Unless the Tar Heels absolutely catch fire in the last month of the 2012-13 season, Williams will probably have to wait until next year to the join the “700-Win Club.” Whether he hits that milestone this or next year, he will have arrived there in less years than any other D-I coach.

It’s ironic, though, with all of his accomplishments and achievements, Williams’ reputation will most likely be that of a runner-up, a silver medalist, a second-placer to his adversary, Mike Krzyzewski.

While Williams has very few of his fellow coaches that can compare with the Asheville native’s track record, he will be evaluated for who is still ahead of him when all is said and done.

This season demonstrates why the 2013 Tar Heels show that Roy Williams will never be at Coach K’s level.

Like it or not, Tar Heel fans, Roy will never fully match up with Krzyzewski.

It is not likely that Williams will ever catch or pass K and his win total. Not that I’m predicting this, but it is all together possible that Williams will never gain any significant ground on Coach K.

This year has been a confusing and frustrating season (16-7; 6-4 ACC). It’s very possible that the Tar Heels will lose at least 10 games or more. That doesn’t happen much in Chapel Hill.

It happens even less in Durham (only twice in the last 25 seasons).

The Heels have won four consecutive games only once, and they have lost their seven games by an average of 15 points per game.

That’s getting thrashed.

You might be thinking, “But wait a minute.
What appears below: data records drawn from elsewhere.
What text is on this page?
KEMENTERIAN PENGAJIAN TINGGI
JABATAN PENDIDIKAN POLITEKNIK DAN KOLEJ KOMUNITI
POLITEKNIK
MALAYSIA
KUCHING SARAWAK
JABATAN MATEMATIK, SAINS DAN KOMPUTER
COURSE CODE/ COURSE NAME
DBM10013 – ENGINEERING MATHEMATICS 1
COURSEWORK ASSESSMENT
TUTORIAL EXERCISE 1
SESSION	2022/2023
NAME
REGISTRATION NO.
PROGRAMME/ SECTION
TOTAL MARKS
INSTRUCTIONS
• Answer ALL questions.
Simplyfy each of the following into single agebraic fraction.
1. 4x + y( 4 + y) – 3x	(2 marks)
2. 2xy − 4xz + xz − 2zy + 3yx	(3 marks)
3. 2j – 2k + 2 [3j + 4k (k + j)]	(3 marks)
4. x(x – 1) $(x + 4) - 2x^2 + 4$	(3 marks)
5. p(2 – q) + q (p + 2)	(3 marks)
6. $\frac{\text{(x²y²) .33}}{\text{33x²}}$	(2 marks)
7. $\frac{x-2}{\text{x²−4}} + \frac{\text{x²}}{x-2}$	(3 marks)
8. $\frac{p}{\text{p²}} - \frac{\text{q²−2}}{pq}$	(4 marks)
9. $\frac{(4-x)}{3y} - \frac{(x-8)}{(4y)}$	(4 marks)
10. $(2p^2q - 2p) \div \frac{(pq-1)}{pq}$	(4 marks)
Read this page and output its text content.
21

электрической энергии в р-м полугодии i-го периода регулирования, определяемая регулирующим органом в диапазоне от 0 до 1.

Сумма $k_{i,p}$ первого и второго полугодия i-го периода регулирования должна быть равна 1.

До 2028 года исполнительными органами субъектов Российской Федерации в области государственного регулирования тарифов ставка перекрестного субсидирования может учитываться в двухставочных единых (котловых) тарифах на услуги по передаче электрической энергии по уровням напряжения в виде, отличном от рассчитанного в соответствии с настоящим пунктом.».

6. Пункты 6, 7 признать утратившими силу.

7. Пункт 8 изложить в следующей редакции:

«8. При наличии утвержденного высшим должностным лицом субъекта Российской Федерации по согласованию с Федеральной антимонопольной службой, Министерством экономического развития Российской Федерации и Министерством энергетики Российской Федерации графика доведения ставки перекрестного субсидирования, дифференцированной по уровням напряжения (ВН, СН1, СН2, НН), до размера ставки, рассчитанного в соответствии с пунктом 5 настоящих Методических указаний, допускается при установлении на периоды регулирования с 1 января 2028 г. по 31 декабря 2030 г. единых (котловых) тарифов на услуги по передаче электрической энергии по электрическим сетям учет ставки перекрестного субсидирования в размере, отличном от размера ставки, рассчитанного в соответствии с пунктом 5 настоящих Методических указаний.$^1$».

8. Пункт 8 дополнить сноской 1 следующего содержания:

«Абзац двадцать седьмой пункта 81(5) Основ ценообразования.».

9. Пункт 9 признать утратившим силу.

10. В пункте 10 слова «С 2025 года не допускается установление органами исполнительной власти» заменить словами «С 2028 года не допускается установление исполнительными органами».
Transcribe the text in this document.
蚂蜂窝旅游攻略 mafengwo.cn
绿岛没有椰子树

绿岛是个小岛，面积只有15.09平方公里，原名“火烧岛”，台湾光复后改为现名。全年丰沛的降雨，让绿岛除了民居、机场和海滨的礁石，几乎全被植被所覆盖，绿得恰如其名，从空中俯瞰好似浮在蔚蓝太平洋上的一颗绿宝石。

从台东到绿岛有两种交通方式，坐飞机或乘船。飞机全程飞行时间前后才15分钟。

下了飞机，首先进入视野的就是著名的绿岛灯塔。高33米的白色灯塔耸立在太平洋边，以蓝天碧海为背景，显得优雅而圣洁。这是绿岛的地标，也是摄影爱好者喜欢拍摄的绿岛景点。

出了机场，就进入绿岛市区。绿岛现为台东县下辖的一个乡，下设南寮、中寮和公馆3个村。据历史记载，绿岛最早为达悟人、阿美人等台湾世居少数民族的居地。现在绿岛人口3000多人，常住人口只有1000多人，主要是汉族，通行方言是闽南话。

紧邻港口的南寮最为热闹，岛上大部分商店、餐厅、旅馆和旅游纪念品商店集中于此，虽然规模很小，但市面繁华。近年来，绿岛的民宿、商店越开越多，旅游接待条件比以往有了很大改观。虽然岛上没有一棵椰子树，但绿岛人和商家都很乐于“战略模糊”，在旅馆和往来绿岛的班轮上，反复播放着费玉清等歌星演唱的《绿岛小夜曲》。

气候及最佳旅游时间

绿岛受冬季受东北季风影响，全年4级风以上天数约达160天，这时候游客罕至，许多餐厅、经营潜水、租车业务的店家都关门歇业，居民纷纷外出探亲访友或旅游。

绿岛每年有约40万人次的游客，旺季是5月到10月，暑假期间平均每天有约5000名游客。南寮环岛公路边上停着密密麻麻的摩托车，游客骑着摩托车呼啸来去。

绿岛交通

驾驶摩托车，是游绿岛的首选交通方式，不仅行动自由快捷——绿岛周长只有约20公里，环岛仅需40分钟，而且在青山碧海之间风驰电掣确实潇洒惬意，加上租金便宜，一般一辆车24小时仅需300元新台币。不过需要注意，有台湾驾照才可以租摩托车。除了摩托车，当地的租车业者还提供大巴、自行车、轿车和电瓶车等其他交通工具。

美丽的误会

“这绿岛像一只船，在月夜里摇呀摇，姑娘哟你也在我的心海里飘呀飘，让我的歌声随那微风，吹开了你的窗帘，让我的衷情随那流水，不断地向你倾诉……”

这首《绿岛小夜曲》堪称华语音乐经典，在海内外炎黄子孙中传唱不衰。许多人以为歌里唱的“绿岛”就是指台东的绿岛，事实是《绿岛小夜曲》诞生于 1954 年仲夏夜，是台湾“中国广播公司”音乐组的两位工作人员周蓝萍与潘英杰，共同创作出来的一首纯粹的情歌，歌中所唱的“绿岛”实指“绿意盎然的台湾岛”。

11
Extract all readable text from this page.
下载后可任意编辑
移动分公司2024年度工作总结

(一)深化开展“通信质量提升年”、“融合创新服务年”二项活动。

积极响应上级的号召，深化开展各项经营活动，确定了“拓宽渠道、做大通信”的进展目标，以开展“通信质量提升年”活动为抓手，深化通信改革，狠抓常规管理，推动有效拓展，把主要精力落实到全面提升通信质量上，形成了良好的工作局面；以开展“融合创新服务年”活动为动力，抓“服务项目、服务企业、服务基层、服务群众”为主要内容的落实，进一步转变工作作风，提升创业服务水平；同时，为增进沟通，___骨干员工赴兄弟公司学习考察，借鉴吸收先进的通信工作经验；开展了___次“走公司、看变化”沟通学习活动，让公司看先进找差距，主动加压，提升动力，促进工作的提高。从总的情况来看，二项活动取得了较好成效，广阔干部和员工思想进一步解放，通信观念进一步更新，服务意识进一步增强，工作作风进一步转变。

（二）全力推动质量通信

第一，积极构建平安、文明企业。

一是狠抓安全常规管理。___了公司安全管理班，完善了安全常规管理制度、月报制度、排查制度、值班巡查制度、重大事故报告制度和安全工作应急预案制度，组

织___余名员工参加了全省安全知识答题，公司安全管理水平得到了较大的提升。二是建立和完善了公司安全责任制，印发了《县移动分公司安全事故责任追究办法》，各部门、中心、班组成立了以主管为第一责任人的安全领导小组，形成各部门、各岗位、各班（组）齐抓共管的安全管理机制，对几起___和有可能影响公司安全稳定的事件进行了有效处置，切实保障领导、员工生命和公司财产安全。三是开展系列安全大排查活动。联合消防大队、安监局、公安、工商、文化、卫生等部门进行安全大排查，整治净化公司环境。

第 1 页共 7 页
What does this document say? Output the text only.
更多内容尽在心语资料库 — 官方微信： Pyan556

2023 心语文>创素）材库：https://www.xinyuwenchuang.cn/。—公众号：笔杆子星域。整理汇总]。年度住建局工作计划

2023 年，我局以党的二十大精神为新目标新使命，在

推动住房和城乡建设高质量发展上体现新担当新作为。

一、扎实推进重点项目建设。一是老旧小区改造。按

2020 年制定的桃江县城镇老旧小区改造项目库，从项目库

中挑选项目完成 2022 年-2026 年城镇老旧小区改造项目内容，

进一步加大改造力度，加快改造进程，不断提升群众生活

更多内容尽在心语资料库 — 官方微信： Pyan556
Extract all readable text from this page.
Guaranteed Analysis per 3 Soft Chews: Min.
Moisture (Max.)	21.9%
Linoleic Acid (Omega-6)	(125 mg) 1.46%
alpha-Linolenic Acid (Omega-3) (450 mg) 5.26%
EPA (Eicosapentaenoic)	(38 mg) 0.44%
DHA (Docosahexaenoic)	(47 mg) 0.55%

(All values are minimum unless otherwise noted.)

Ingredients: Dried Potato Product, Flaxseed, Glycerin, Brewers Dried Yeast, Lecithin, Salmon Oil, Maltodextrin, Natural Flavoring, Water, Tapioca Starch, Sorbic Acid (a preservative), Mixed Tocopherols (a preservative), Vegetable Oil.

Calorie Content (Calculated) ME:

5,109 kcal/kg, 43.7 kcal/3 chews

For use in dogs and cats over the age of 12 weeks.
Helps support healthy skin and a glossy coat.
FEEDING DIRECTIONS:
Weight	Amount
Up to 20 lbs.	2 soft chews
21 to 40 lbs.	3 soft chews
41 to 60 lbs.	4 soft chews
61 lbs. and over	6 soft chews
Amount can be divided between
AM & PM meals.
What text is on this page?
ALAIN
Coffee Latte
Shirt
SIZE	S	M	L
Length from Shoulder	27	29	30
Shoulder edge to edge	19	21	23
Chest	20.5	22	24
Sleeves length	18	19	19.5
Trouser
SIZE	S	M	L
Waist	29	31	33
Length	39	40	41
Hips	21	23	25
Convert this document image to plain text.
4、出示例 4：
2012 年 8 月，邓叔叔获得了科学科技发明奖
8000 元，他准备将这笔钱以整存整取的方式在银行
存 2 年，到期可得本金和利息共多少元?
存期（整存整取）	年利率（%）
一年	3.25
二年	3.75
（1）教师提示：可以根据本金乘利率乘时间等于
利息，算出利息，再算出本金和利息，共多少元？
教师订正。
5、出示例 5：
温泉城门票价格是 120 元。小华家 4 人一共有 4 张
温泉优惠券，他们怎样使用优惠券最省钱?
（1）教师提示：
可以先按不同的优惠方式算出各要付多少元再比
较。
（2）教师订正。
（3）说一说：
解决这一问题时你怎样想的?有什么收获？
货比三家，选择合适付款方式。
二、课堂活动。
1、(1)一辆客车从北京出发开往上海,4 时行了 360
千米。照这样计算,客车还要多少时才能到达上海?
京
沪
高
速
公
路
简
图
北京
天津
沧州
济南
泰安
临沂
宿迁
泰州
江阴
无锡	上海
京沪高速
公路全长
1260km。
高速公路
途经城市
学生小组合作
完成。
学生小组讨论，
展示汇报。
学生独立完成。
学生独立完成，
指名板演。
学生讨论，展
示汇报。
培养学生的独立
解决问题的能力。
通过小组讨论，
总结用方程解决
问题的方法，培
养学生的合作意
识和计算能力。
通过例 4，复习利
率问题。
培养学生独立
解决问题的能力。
Didn’t Duke get stomped by Miami by 27 points?" The answer, of course, is yes. But their only other loss was an eight-point defeat at the hands of North Carolina State.

Overall, Coach K’s teams don’t get hammered multiple times in a season like UNC is getting.

In many of Carolina’s games this year, the players on the floor have looked baffled and bored. Not a good combination if you are want to take a legitimate shot at the ACC regular-season title.

Instead of working through these issues of flow and floor leadership, Roy has seemed to stay the course and keep going in the same direction.

Persevering and moving forward is a good idea if your team is playing well. The Heels are playing below average and don’t seem to make adjustments in the game plan or during the course of the game.

This current year’s fluctuations should be a thing of the past at this stage of the 2012-13 season. But they are not.

And we’re not talking about a lack of talent on the Tar Heel roster. Plenty of McDonald’s All-Americans on the floor or on the bench.

It’s not that Coach K is perfect. The Blue Devils have had their stinkers where they had to fight until the final buzzer just to ensure a “W” (see Duke’s close call this week at Boston College).

But it simply seems like Krzyzewski and his staff make good in-game adjustments or at half.

And as the season unfolds, K and his team shift gears and go to Plan B (when necessary).

I’ll say it again: Roy Williams is one of the best college basketball coaches.

It just stinks for him that the best active coach does his thing less than 10 miles away.